Deepfakes Mean We Can’t Trust Videos And Voices Already | Metaphysic CEO At TED

Metaphysic CEO Tom Graham gave a unique TED Talk today along with TED show host Chris Anderson. He drove home the point that now, and in the future, it’s going to be hard to tell who is real.

Graham did so by showing off Metaphysic’s signature “deepfake” technology, which enables it to create fake animated videos of people, using their own voices, likenesses and sayings. He demonstrated the technology by putting Anderson’s face on the body of a guest (with consent), showing the merged image in real time on the big screen at the TED2023: Possibility in Vancouver, Canada.

Chris Anderson (left) and Tom Graham at TED.

The point was to show that this deepfake technology is coming fast and it’s so compelling that it would happen fast like a big wave, even if Graham shut down his company today.

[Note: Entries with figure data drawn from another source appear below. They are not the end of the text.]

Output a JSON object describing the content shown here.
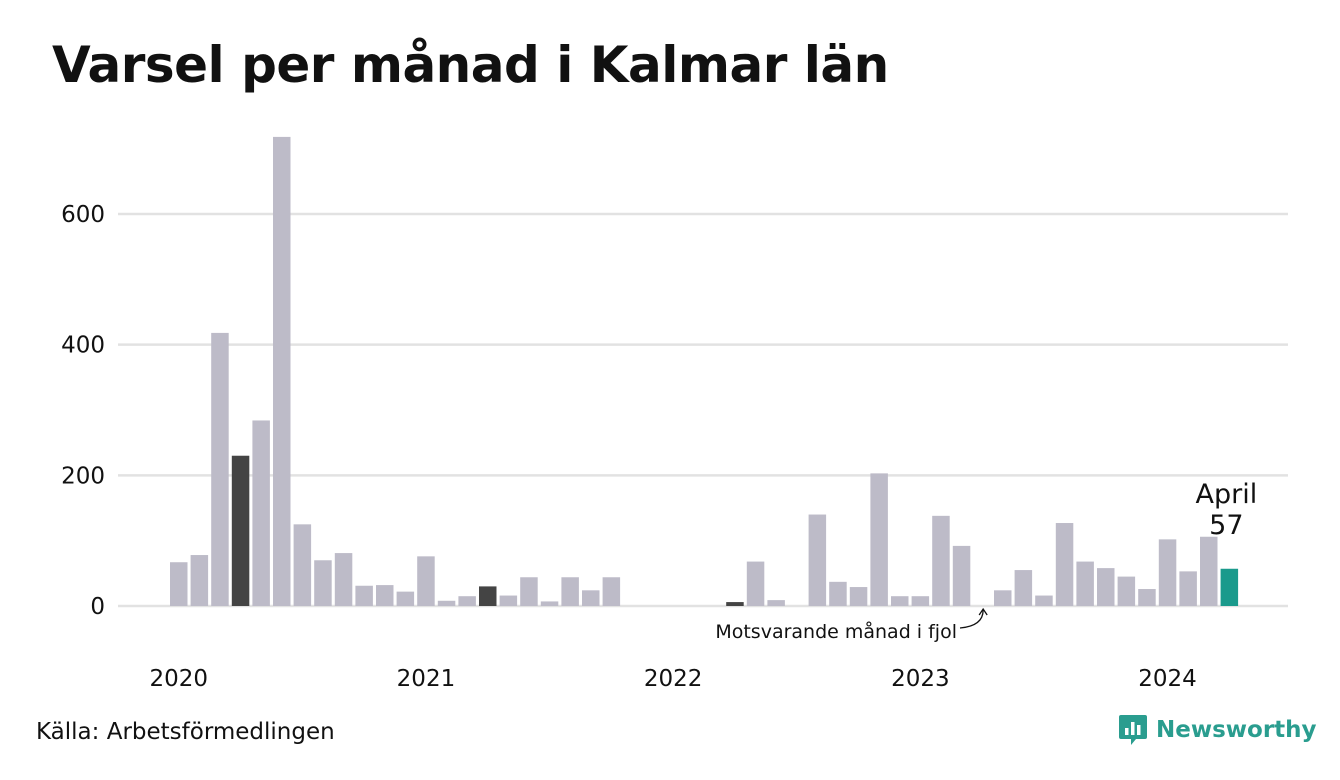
{
  "title": "Varsel per månad i Kalmar län",
  "source": "Källa: Arbetsförmedlingen",
  "brand": {
    "name": "Newsworthy",
    "icon": "newsworthy-logo-icon"
  },
  "colors": {
    "bar": "#bdbbc8",
    "comparison": "#444444",
    "highlight": "#1a9a8c",
    "grid": "#e2e2e2",
    "brand": "#2a9d8f"
  },
  "chart_data": {
    "type": "bar",
    "title": "Varsel per månad i Kalmar län",
    "ylim": [
      0,
      720
    ],
    "yticks": [
      0,
      200,
      400,
      600
    ],
    "grid": true,
    "legend": "none",
    "x_tick_labels": [
      "2020",
      "2021",
      "2022",
      "2023",
      "2024"
    ],
    "x": [
      "2020-01",
      "2020-02",
      "2020-03",
      "2020-04",
      "2020-05",
      "2020-06",
      "2020-07",
      "2020-08",
      "2020-09",
      "2020-10",
      "2020-11",
      "2020-12",
      "2021-01",
      "2021-02",
      "2021-03",
      "2021-04",
      "2021-05",
      "2021-06",
      "2021-07",
      "2021-08",
      "2021-09",
      "2021-10",
      "2021-11",
      "2021-12",
      "2022-01",
      "2022-02",
      "2022-03",
      "2022-04",
      "2022-05",
      "2022-06",
      "2022-07",
      "2022-08",
      "2022-09",
      "2022-10",
      "2022-11",
      "2022-12",
      "2023-01",
      "2023-02",
      "2023-03",
      "2023-04",
      "2023-05",
      "2023-06",
      "2023-07",
      "2023-08",
      "2023-09",
      "2023-10",
      "2023-11",
      "2023-12",
      "2024-01",
      "2024-02",
      "2024-03",
      "2024-04"
    ],
    "values": [
      67,
      78,
      418,
      230,
      284,
      718,
      125,
      70,
      81,
      31,
      32,
      22,
      76,
      8,
      15,
      30,
      16,
      44,
      7,
      44,
      24,
      44,
      0,
      0,
      0,
      0,
      0,
      6,
      68,
      9,
      0,
      140,
      37,
      29,
      203,
      15,
      15,
      138,
      92,
      0,
      24,
      55,
      16,
      127,
      68,
      58,
      45,
      26,
      102,
      53,
      106,
      57
    ],
    "comparison_months": [
      "2020-04",
      "2021-04",
      "2022-04",
      "2023-04"
    ],
    "highlight": {
      "month": "2024-04",
      "label": "April",
      "value": "57"
    },
    "annotation": {
      "text": "Motsvarande månad i fjol",
      "target": "2023-04"
    }
  }
}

“It seems like we are going to have to used the world where we and our children won’t be able to trust the evidence of our eyes,” Anderson said during the fireside chat.

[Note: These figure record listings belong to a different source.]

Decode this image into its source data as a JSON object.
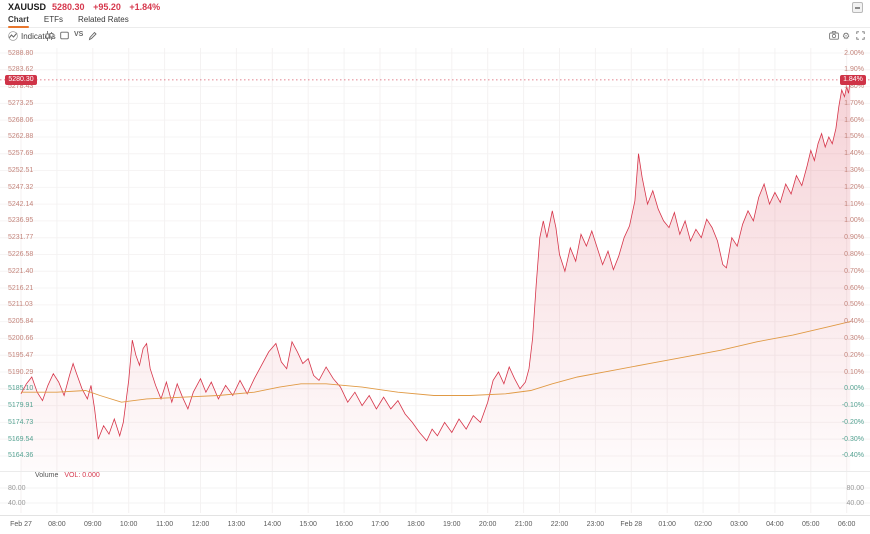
{
  "header": {
    "symbol": "XAUUSD",
    "price": "5280.30",
    "change": "+95.20",
    "change_pct": "+1.84%"
  },
  "tabs": [
    {
      "label": "Chart",
      "active": true
    },
    {
      "label": "ETFs",
      "active": false
    },
    {
      "label": "Related Rates",
      "active": false
    }
  ],
  "toolbar": {
    "indicators_label": "Indicators",
    "vs_label": "VS"
  },
  "colors": {
    "accent_red": "#d6354a",
    "badge_bg": "#cf3347",
    "ma_orange": "#e09a45",
    "tab_underline": "#e8762c",
    "pos_axis_label": "#c4857c",
    "neg_axis_label": "#56a393"
  },
  "chart_data": {
    "type": "area",
    "title": "XAUUSD intraday price with moving average",
    "last_price": 5280.3,
    "baseline_price": 5185.1,
    "last_change_pct": 1.84,
    "price_badge": "5280.30",
    "percent_badge": "1.84%",
    "ylim_percent": [
      -0.4,
      2.0
    ],
    "grid": true,
    "levels": [
      {
        "price": "5288.80",
        "percent": "2.00%",
        "value": 2.0
      },
      {
        "price": "5283.62",
        "percent": "1.90%",
        "value": 1.9
      },
      {
        "price": "5278.43",
        "percent": "1.80%",
        "value": 1.8
      },
      {
        "price": "5273.25",
        "percent": "1.70%",
        "value": 1.7
      },
      {
        "price": "5268.06",
        "percent": "1.60%",
        "value": 1.6
      },
      {
        "price": "5262.88",
        "percent": "1.50%",
        "value": 1.5
      },
      {
        "price": "5257.69",
        "percent": "1.40%",
        "value": 1.4
      },
      {
        "price": "5252.51",
        "percent": "1.30%",
        "value": 1.3
      },
      {
        "price": "5247.32",
        "percent": "1.20%",
        "value": 1.2
      },
      {
        "price": "5242.14",
        "percent": "1.10%",
        "value": 1.1
      },
      {
        "price": "5236.95",
        "percent": "1.00%",
        "value": 1.0
      },
      {
        "price": "5231.77",
        "percent": "0.90%",
        "value": 0.9
      },
      {
        "price": "5226.58",
        "percent": "0.80%",
        "value": 0.8
      },
      {
        "price": "5221.40",
        "percent": "0.70%",
        "value": 0.7
      },
      {
        "price": "5216.21",
        "percent": "0.60%",
        "value": 0.6
      },
      {
        "price": "5211.03",
        "percent": "0.50%",
        "value": 0.5
      },
      {
        "price": "5205.84",
        "percent": "0.40%",
        "value": 0.4
      },
      {
        "price": "5200.66",
        "percent": "0.30%",
        "value": 0.3
      },
      {
        "price": "5195.47",
        "percent": "0.20%",
        "value": 0.2
      },
      {
        "price": "5190.29",
        "percent": "0.10%",
        "value": 0.1
      },
      {
        "price": "5185.10",
        "percent": "0.00%",
        "value": 0.0
      },
      {
        "price": "5179.91",
        "percent": "-0.10%",
        "value": -0.1
      },
      {
        "price": "5174.73",
        "percent": "-0.20%",
        "value": -0.2
      },
      {
        "price": "5169.54",
        "percent": "-0.30%",
        "value": -0.3
      },
      {
        "price": "5164.36",
        "percent": "-0.40%",
        "value": -0.4
      }
    ],
    "time_axis": [
      "Feb 27",
      "08:00",
      "09:00",
      "10:00",
      "11:00",
      "12:00",
      "13:00",
      "14:00",
      "15:00",
      "16:00",
      "17:00",
      "18:00",
      "19:00",
      "20:00",
      "21:00",
      "22:00",
      "23:00",
      "Feb 28",
      "01:00",
      "02:00",
      "03:00",
      "04:00",
      "05:00",
      "06:00"
    ],
    "series": [
      {
        "name": "price",
        "color": "#d6354a",
        "points": [
          [
            0,
            -0.03
          ],
          [
            0.15,
            0.03
          ],
          [
            0.3,
            0.07
          ],
          [
            0.45,
            -0.02
          ],
          [
            0.6,
            -0.07
          ],
          [
            0.75,
            0.02
          ],
          [
            0.9,
            0.09
          ],
          [
            1.05,
            0.04
          ],
          [
            1.2,
            -0.04
          ],
          [
            1.35,
            0.08
          ],
          [
            1.45,
            0.15
          ],
          [
            1.55,
            0.09
          ],
          [
            1.7,
            0.0
          ],
          [
            1.85,
            -0.06
          ],
          [
            1.95,
            0.02
          ],
          [
            2.05,
            -0.12
          ],
          [
            2.15,
            -0.3
          ],
          [
            2.3,
            -0.22
          ],
          [
            2.45,
            -0.27
          ],
          [
            2.6,
            -0.18
          ],
          [
            2.75,
            -0.28
          ],
          [
            2.85,
            -0.2
          ],
          [
            3.0,
            0.05
          ],
          [
            3.1,
            0.29
          ],
          [
            3.2,
            0.2
          ],
          [
            3.3,
            0.14
          ],
          [
            3.4,
            0.24
          ],
          [
            3.5,
            0.27
          ],
          [
            3.6,
            0.12
          ],
          [
            3.75,
            0.02
          ],
          [
            3.9,
            -0.06
          ],
          [
            4.05,
            0.04
          ],
          [
            4.2,
            -0.08
          ],
          [
            4.35,
            0.03
          ],
          [
            4.5,
            -0.05
          ],
          [
            4.65,
            -0.12
          ],
          [
            4.8,
            -0.02
          ],
          [
            5.0,
            0.06
          ],
          [
            5.15,
            -0.02
          ],
          [
            5.3,
            0.04
          ],
          [
            5.5,
            -0.06
          ],
          [
            5.7,
            0.02
          ],
          [
            5.9,
            -0.04
          ],
          [
            6.1,
            0.05
          ],
          [
            6.3,
            -0.03
          ],
          [
            6.5,
            0.06
          ],
          [
            6.7,
            0.14
          ],
          [
            6.9,
            0.22
          ],
          [
            7.1,
            0.27
          ],
          [
            7.25,
            0.16
          ],
          [
            7.4,
            0.12
          ],
          [
            7.55,
            0.28
          ],
          [
            7.7,
            0.22
          ],
          [
            7.85,
            0.15
          ],
          [
            8.0,
            0.18
          ],
          [
            8.15,
            0.08
          ],
          [
            8.3,
            0.05
          ],
          [
            8.5,
            0.13
          ],
          [
            8.7,
            0.06
          ],
          [
            8.9,
            0.01
          ],
          [
            9.1,
            -0.08
          ],
          [
            9.3,
            -0.02
          ],
          [
            9.5,
            -0.1
          ],
          [
            9.7,
            -0.04
          ],
          [
            9.9,
            -0.12
          ],
          [
            10.1,
            -0.05
          ],
          [
            10.3,
            -0.12
          ],
          [
            10.5,
            -0.07
          ],
          [
            10.7,
            -0.15
          ],
          [
            10.9,
            -0.2
          ],
          [
            11.1,
            -0.26
          ],
          [
            11.3,
            -0.31
          ],
          [
            11.45,
            -0.24
          ],
          [
            11.6,
            -0.28
          ],
          [
            11.8,
            -0.2
          ],
          [
            12.0,
            -0.26
          ],
          [
            12.2,
            -0.18
          ],
          [
            12.4,
            -0.24
          ],
          [
            12.6,
            -0.16
          ],
          [
            12.8,
            -0.2
          ],
          [
            13.0,
            -0.08
          ],
          [
            13.15,
            0.05
          ],
          [
            13.3,
            0.1
          ],
          [
            13.45,
            0.03
          ],
          [
            13.6,
            0.13
          ],
          [
            13.75,
            0.06
          ],
          [
            13.9,
            0.0
          ],
          [
            14.05,
            0.04
          ],
          [
            14.15,
            0.12
          ],
          [
            14.25,
            0.3
          ],
          [
            14.35,
            0.62
          ],
          [
            14.45,
            0.9
          ],
          [
            14.55,
            1.0
          ],
          [
            14.65,
            0.9
          ],
          [
            14.8,
            1.06
          ],
          [
            14.9,
            0.96
          ],
          [
            15.0,
            0.8
          ],
          [
            15.15,
            0.7
          ],
          [
            15.3,
            0.84
          ],
          [
            15.45,
            0.76
          ],
          [
            15.6,
            0.92
          ],
          [
            15.75,
            0.85
          ],
          [
            15.9,
            0.94
          ],
          [
            16.05,
            0.84
          ],
          [
            16.2,
            0.74
          ],
          [
            16.35,
            0.82
          ],
          [
            16.5,
            0.71
          ],
          [
            16.65,
            0.79
          ],
          [
            16.8,
            0.9
          ],
          [
            16.95,
            0.97
          ],
          [
            17.1,
            1.12
          ],
          [
            17.2,
            1.4
          ],
          [
            17.3,
            1.26
          ],
          [
            17.45,
            1.1
          ],
          [
            17.6,
            1.18
          ],
          [
            17.75,
            1.07
          ],
          [
            17.9,
            1.0
          ],
          [
            18.05,
            0.96
          ],
          [
            18.2,
            1.05
          ],
          [
            18.35,
            0.92
          ],
          [
            18.5,
            1.0
          ],
          [
            18.65,
            0.88
          ],
          [
            18.8,
            0.95
          ],
          [
            18.95,
            0.9
          ],
          [
            19.1,
            1.01
          ],
          [
            19.25,
            0.96
          ],
          [
            19.4,
            0.88
          ],
          [
            19.55,
            0.74
          ],
          [
            19.65,
            0.72
          ],
          [
            19.8,
            0.9
          ],
          [
            19.95,
            0.85
          ],
          [
            20.1,
            0.98
          ],
          [
            20.25,
            1.06
          ],
          [
            20.4,
            1.0
          ],
          [
            20.55,
            1.14
          ],
          [
            20.7,
            1.22
          ],
          [
            20.85,
            1.1
          ],
          [
            21.0,
            1.17
          ],
          [
            21.15,
            1.11
          ],
          [
            21.3,
            1.22
          ],
          [
            21.45,
            1.16
          ],
          [
            21.6,
            1.27
          ],
          [
            21.75,
            1.21
          ],
          [
            21.9,
            1.33
          ],
          [
            22.0,
            1.42
          ],
          [
            22.1,
            1.36
          ],
          [
            22.2,
            1.46
          ],
          [
            22.3,
            1.52
          ],
          [
            22.4,
            1.44
          ],
          [
            22.5,
            1.5
          ],
          [
            22.6,
            1.46
          ],
          [
            22.7,
            1.55
          ],
          [
            22.78,
            1.68
          ],
          [
            22.86,
            1.78
          ],
          [
            22.94,
            1.74
          ],
          [
            23.0,
            1.8
          ],
          [
            23.05,
            1.76
          ],
          [
            23.1,
            1.84
          ]
        ]
      },
      {
        "name": "ma",
        "color": "#e09a45",
        "points": [
          [
            0,
            -0.02
          ],
          [
            1,
            -0.02
          ],
          [
            1.8,
            -0.01
          ],
          [
            2.2,
            -0.04
          ],
          [
            2.8,
            -0.08
          ],
          [
            3.5,
            -0.06
          ],
          [
            4.5,
            -0.05
          ],
          [
            5.5,
            -0.04
          ],
          [
            6.5,
            -0.02
          ],
          [
            7.2,
            0.01
          ],
          [
            7.8,
            0.03
          ],
          [
            8.5,
            0.03
          ],
          [
            9.5,
            0.01
          ],
          [
            10.5,
            -0.02
          ],
          [
            11.5,
            -0.04
          ],
          [
            12.5,
            -0.04
          ],
          [
            13.5,
            -0.03
          ],
          [
            14.2,
            -0.01
          ],
          [
            14.8,
            0.03
          ],
          [
            15.5,
            0.07
          ],
          [
            16.5,
            0.11
          ],
          [
            17.5,
            0.15
          ],
          [
            18.5,
            0.19
          ],
          [
            19.5,
            0.23
          ],
          [
            20.5,
            0.28
          ],
          [
            21.5,
            0.32
          ],
          [
            22.5,
            0.37
          ],
          [
            23.1,
            0.4
          ]
        ]
      }
    ],
    "volume": {
      "label": "Volume",
      "vol_label": "VOL: 0.000",
      "axis": [
        "80.00",
        "40.00"
      ],
      "values_all_zero": true
    }
  }
}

Graham replied, “I think so. We’re going to have to understand a new set of institutions to verify what is authentic media,” Graham said. “But then we can begin to lean into some of the creative things that happen from it. And there are benefits that come with it too. So it’ll be an accommodation.”

Tom Graham is th CEO of Metaphysic.

Graham’s company got famous by making a fake version of Top Gun: Maverick actor Tom Cruise. Since 2018, the team behind Metaphysic has been the driving force behind the mass popularization of hyperreal synthetic media via its @DeepTomCruise channel and other performances on TikTok and Instagram.

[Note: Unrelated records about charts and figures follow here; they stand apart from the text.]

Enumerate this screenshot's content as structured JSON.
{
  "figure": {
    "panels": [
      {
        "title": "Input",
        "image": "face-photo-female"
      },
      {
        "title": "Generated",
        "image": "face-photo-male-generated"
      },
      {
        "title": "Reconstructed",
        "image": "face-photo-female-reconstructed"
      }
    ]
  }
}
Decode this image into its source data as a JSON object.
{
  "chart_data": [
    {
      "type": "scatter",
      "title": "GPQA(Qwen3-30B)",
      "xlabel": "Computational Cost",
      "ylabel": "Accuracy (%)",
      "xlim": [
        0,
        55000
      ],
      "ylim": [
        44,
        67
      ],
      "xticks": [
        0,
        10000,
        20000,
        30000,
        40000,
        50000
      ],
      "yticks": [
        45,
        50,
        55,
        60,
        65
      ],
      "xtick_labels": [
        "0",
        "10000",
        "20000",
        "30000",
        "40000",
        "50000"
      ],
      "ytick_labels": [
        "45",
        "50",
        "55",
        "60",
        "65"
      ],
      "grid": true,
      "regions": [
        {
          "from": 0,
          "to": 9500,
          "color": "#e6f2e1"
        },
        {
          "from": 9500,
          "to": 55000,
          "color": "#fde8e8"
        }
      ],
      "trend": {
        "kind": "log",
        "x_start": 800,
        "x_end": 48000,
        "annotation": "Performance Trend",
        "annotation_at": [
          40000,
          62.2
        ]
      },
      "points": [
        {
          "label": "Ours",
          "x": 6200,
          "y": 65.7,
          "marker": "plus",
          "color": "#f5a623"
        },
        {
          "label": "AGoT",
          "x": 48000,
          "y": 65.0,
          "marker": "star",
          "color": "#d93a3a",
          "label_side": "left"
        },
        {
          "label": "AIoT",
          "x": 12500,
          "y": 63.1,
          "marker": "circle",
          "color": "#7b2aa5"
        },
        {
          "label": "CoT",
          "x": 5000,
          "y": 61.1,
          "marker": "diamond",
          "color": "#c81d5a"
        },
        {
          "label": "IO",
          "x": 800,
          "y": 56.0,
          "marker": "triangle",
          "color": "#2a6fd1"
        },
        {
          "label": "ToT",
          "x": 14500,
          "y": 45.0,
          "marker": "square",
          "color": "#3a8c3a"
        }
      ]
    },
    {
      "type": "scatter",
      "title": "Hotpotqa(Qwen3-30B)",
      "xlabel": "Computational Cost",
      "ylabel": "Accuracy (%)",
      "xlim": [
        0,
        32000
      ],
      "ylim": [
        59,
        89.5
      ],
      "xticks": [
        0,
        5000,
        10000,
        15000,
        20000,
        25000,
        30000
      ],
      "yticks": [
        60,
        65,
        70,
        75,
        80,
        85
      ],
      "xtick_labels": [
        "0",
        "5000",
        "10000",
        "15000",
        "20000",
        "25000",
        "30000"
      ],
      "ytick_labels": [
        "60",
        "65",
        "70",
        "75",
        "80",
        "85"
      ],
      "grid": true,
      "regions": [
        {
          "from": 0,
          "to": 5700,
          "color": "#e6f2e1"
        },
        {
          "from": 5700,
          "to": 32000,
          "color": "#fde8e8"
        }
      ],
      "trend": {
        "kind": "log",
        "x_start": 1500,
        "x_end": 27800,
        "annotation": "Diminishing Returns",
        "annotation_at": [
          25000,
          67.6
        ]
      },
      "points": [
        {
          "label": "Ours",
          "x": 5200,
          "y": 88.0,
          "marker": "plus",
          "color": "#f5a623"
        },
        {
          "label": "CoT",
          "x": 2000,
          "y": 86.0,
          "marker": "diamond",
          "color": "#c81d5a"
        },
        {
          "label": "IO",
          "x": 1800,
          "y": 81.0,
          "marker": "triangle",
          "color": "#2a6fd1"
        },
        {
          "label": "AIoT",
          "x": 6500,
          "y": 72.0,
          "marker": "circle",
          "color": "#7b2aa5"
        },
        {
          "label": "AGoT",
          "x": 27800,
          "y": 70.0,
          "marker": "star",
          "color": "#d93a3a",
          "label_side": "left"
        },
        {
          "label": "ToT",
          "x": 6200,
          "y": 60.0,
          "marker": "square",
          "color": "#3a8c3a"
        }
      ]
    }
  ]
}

“At Metaphysic, we specialize in creating artificially generated content that looks and feels exactly like reality,” Graham said. “We take real-world data. We train these neural nets and it can more accurately than VFX or CGI create this content that looks and feels so real. It’s a great example of AI being prompted by the natural performances of a person and the face goes on top.”

He showed a new video of fake Tom Cruise and he also showed a video of fake Aloe Blacc singing Wake Me Up When It’s All Over by the musician Avicii. The video showed Blacc singing in a variety of languages that he never actually sang the song in. Metaphysic’s AI created the videos.

“Anybody in the future will be able to speak any language and it will look perfectly natural,” Graham said. “And this content is becoming more and more easy to create. And eventually, we’ll end up with a scale where we will all be main characters in our own content on the internet.”

In a drawn out voice, Anderson replied, “Okay.”

Doing the work in real time is at the cutting edge of what is possible today, moving from offline processing to live processing, Graham said. He put a real-time model of Anderson on top of Graham’s body.

“I’m so uncomfortable with it,” Anderson said. “We’re really pushing the limits of AI technology.”

A deepfake of Tom Graham.

Graham proceeded to put Anderson’s (pre-processed) face on the body of a woman in the audience, Sunny Bates, serial entrepreneur and founding member of TED, with her consent. The audience laughed.

Anderson noted the downside of things like fake photographs of Trump being arrested and pornography that uses the faces of other people on the bodies of adult entertainers.

“Personally, you know, we build this stuff, and I’m worried, right? Worried is the right instinct that everybody has,” he said. “Beyond that, think about what can we do to prepare ourselves. How can we try to impact the future as it spirals in this direction.”

Graham noted how nothing would stop this tech. He told me how it’s time to bring the ethics of this kind of scaling of hyperreal photorealistic content to life for regular people.

“It’s really hard to process,” Graham said. “We’re talking about a future where a large part of our interface with the internet, what we do online, how we interact with each other, through the medium of technology is going to be impacted by this kind of very photorealistic AI visual interface which features our own hyperrealistic AI avatars.”

Will we be able to trust phone calls? He noted that people who build products need to be more aware of what can be done with them when it comes to deepfakes. It’s speeding ahead of the creation of laws and regulation. Some people are going to have better access to this technology than others.